In many kinds of cheese making, the draining of whey from the curd is facilitated by pressing to force out more moisture, making longer preservation of the cheese possible.

This belt from Switzerland would have given shape to a cheese, just as the moulds above. It came to the Horniman Museum in 1959 as part of an exchange with Musee de l’Homme, and may have been used considerably earlier.

The belt would have been set on a flat surface, and curd deposited into it. Whey would have drained out the bottom as the belt was progressively tightened.

In the making of many Alpine cheeses, the curd is also pressed by placing a disk on top of the curd and applying vertical pressure either by placing a static weight—often, as simple as a stone—on top, or by the use of a more sophisticated press.

Cheese iron

This cheese iron was acquired in 1962 in England. It could have been used to sample cheese from the interior of large wheel cheeses, including cloth bound ‘territorial’ English cheeses such as cheddar.

The brass end would have been placed against the exterior of the cheese, and when the taster pressed or leaned against the wooden handle, the sharp half cylinder inside would have plunged into the cheese, extracting a core sample.


Cheese cutter

Cheese cutters like this one would have been common in shops selling cheese in centuries past.

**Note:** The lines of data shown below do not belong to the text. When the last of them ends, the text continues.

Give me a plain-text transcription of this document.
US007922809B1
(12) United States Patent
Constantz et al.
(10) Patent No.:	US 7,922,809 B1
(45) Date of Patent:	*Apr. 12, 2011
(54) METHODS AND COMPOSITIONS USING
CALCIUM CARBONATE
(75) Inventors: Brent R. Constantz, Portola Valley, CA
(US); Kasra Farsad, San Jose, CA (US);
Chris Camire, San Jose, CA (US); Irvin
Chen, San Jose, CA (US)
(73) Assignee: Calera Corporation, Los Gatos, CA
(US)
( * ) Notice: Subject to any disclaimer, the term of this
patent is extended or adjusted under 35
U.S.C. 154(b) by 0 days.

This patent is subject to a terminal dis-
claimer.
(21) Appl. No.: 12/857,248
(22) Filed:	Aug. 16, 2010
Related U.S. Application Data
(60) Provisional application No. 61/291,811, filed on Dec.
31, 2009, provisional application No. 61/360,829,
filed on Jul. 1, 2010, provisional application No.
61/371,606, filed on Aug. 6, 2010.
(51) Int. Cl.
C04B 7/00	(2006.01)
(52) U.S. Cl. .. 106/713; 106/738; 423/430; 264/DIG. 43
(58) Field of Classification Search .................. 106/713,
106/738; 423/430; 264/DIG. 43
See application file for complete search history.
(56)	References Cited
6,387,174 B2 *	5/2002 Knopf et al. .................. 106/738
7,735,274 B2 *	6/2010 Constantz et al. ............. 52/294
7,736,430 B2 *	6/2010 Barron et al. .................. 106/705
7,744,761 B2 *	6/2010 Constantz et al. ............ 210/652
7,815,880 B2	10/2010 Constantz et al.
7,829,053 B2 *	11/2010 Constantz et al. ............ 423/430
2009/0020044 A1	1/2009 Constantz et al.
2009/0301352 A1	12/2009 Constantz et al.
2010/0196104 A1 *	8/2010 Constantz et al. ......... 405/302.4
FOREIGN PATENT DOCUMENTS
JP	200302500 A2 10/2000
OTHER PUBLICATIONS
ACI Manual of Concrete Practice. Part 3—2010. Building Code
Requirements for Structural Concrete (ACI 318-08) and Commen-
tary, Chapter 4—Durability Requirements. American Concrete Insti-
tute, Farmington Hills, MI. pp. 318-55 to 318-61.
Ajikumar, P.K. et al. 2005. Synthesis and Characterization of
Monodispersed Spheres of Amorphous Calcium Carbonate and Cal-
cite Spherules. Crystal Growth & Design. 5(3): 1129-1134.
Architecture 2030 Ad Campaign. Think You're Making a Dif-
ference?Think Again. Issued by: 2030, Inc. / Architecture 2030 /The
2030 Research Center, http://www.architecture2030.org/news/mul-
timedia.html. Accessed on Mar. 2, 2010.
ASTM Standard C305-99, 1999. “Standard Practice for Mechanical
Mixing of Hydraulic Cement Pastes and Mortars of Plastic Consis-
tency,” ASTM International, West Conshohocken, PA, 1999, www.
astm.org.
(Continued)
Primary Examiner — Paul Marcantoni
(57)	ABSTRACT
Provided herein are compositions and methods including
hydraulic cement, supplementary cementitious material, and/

Despite its menacing appearance, the small size of this cutter reminds us that English cheeses were generally smaller in the past than they are today.


Pressing numerous cheeses by hand is hard work, and many cheese makers have historically suffered from repetitive stress injuries.

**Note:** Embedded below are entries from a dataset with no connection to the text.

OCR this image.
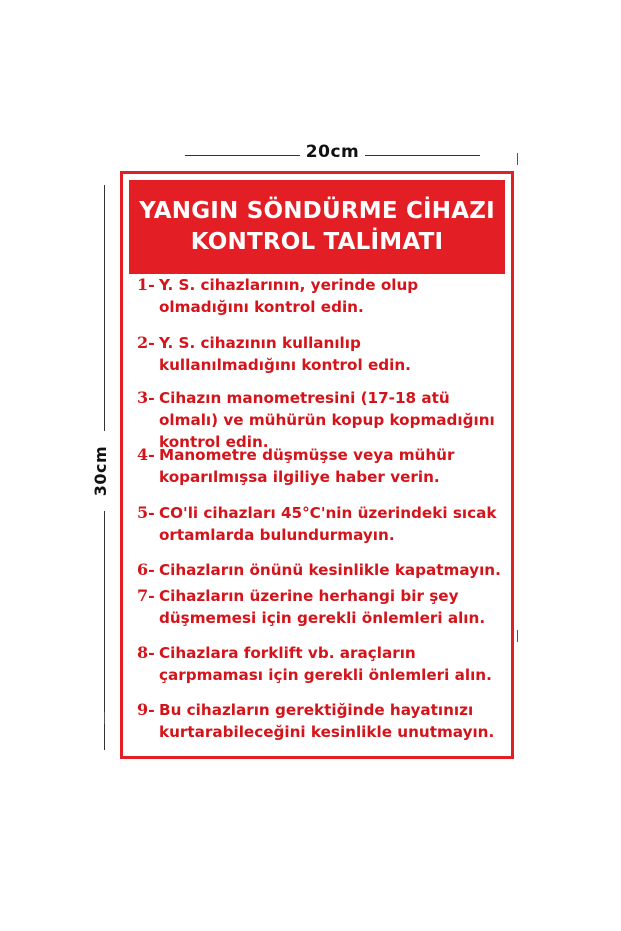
20cm
30cm
YANGIN SÖNDÜRME CİHAZI
KONTROL TALİMATI
1- Y. S. cihazlarının, yerinde olup olmadığını kontrol edin.
2- Y. S. cihazının kullanılıp kullanılmadığını kontrol edin.
3- Cihazın manometresini (17-18 atü olmalı) ve mühürün kopup kopmadığını kontrol edin.
4- Manometre düşmüşse veya mühür koparılmışsa ilgiliye haber verin.
5- CO'li cihazları 45°C'nin üzerindeki sıcak ortamlarda bulundurmayın.
6- Cihazların önünü kesinlikle kapatmayın.
7- Cihazların üzerine herhangi bir şey düşmemesi için gerekli önlemleri alın.
8- Cihazlara forklift vb. araçların çarpmaması için gerekli önlemleri alın.
9- Bu cihazların gerektiğinde hayatınızı kurtarabileceğini kesinlikle unutmayın.
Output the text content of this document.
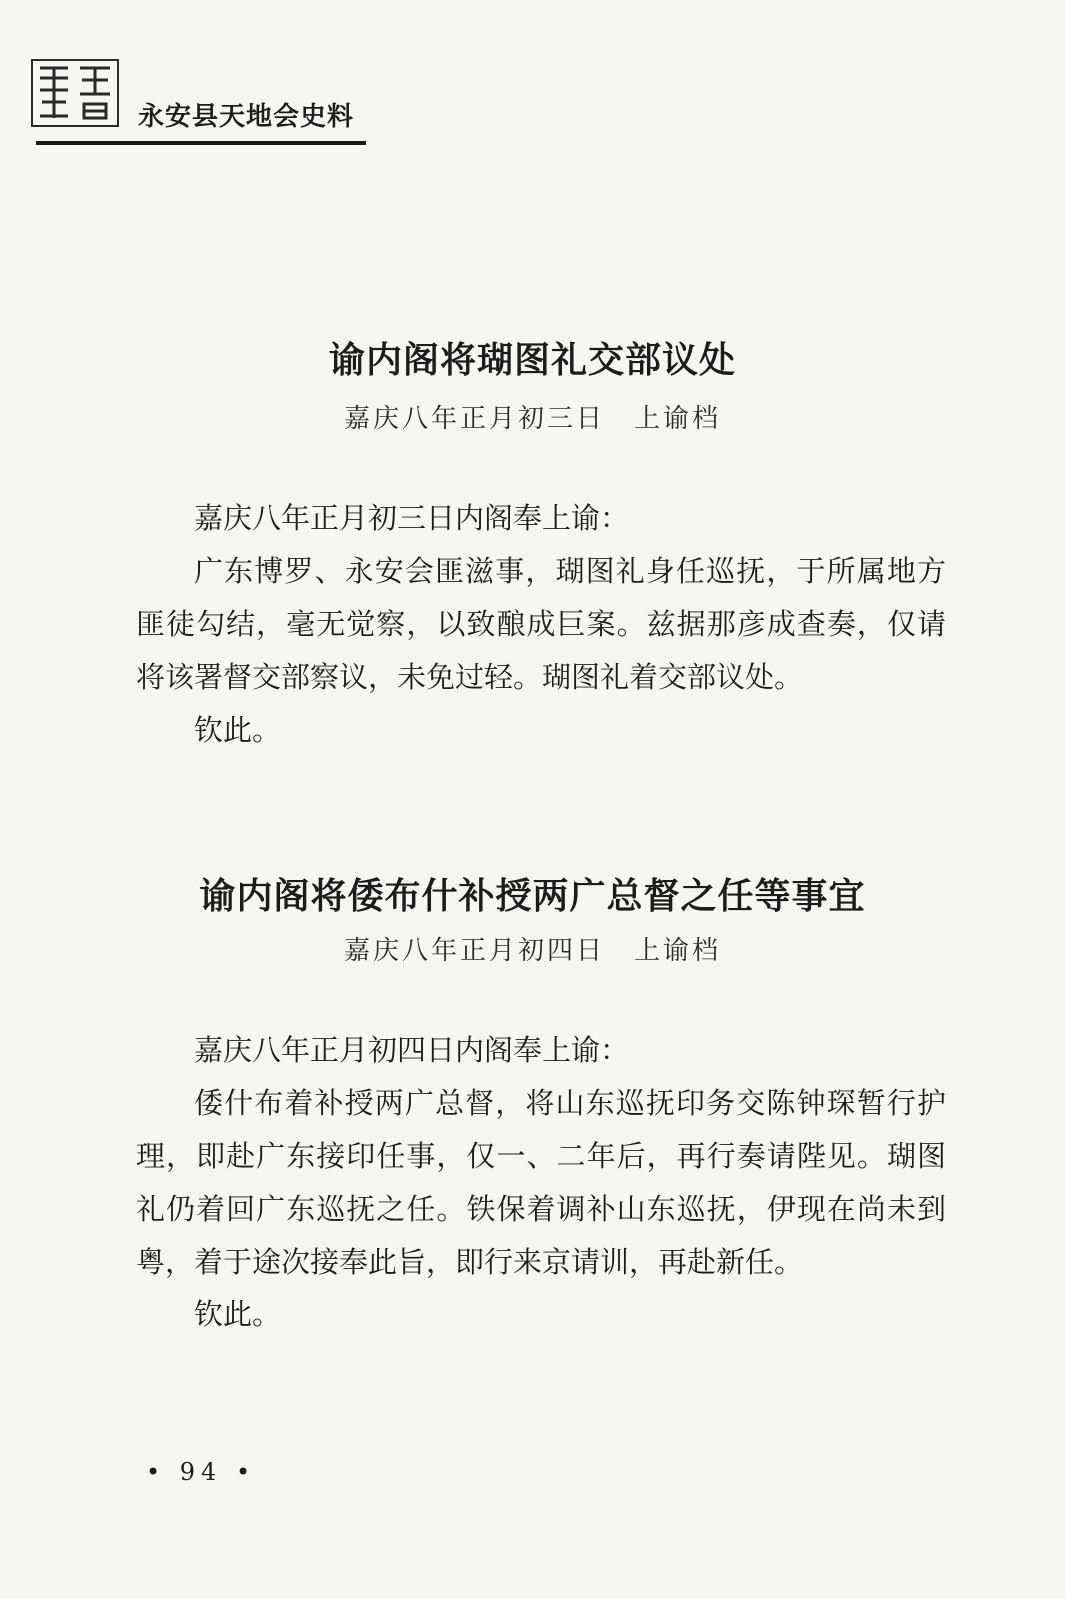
永安县天地会史料
谕内阁将瑚图礼交部议处
嘉庆八年正月初三日　上谕档

嘉庆八年正月初三日内阁奉上谕：

广东博罗、永安会匪滋事，瑚图礼身任巡抚，于所属地方匪徒勾结，毫无觉察，以致酿成巨案。兹据那彦成查奏，仅请将该署督交部察议，未免过轻。瑚图礼着交部议处。

钦此。
谕内阁将倭布什补授两广总督之任等事宜
嘉庆八年正月初四日　上谕档

嘉庆八年正月初四日内阁奉上谕：

倭什布着补授两广总督，将山东巡抚印务交陈钟琛暂行护理，即赴广东接印任事，仅一、二年后，再行奏请陛见。瑚图礼仍着回广东巡抚之任。铁保着调补山东巡抚，伊现在尚未到粤，着于途次接奉此旨，即行来京请训，再赴新任。

钦此。
• 94 •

To make their work easier, cheese makers developed an array of simple machines to assist them in the work of pressing. The press on the left is tiny, and its date and provenance are unknown.

The top disk slides up and down on two posts anchored in the bottom disk (i.e., the handle was used to hold the press steady, but not to push down on its contents). Any cheeses made in this press were likely wrapped in cheese cloth.

The press on the right is a more sophisticated press from Poland . It is hinged at the lower end, and drawn together at upper end by a screw mechanism.

Cigarette card

This cigarette card, depicting the centuries old trade in ‘curds and whey’ (probably referring to ‘junket’), brings us from the vat to point of sale.

Its stereotyping assertion that ‘[t]he carriers employed by the milk dealers of the 18th century were usually strongly-built Irish or Welsh girls’ reminds us that such products were produced, traded and consumed across lines dividing people of different socio-cultural backgrounds and interests.

Decorative objects

This object  is one of many like it in the Horniman collection, and may date to the early 18th century.

Made of bone with designs carved in them, such objects were reportedly given as love tokens. Their principal purpose was probably to cut the core out of apples, but some people may have used them to ‘scoop’ other foods, or to sample softer cheeses.

This elaborately adorned cheese mould is from the village of Vrincio in Romania. Cheese makers throughout Eastern Europe used such moulds to give their cheeses aesthetically pleasing crusts.

This small duck figurine —acquired in Poland and made of wood—could have been used to imprint its shape in relief in a piece of curd or butter.

This small hen, and this exquisite little horse – both from Poland – are carved from dried curd, likely a smoked stretched curd such as that made today in the Tatra mountains.

Shepherds passing time in isolated cabins in high mountain pastures carved such figurines from scraps of curd to pass the time, and sent them to loved ones in lowland villages, or presented them upon their return, as tokens of affection.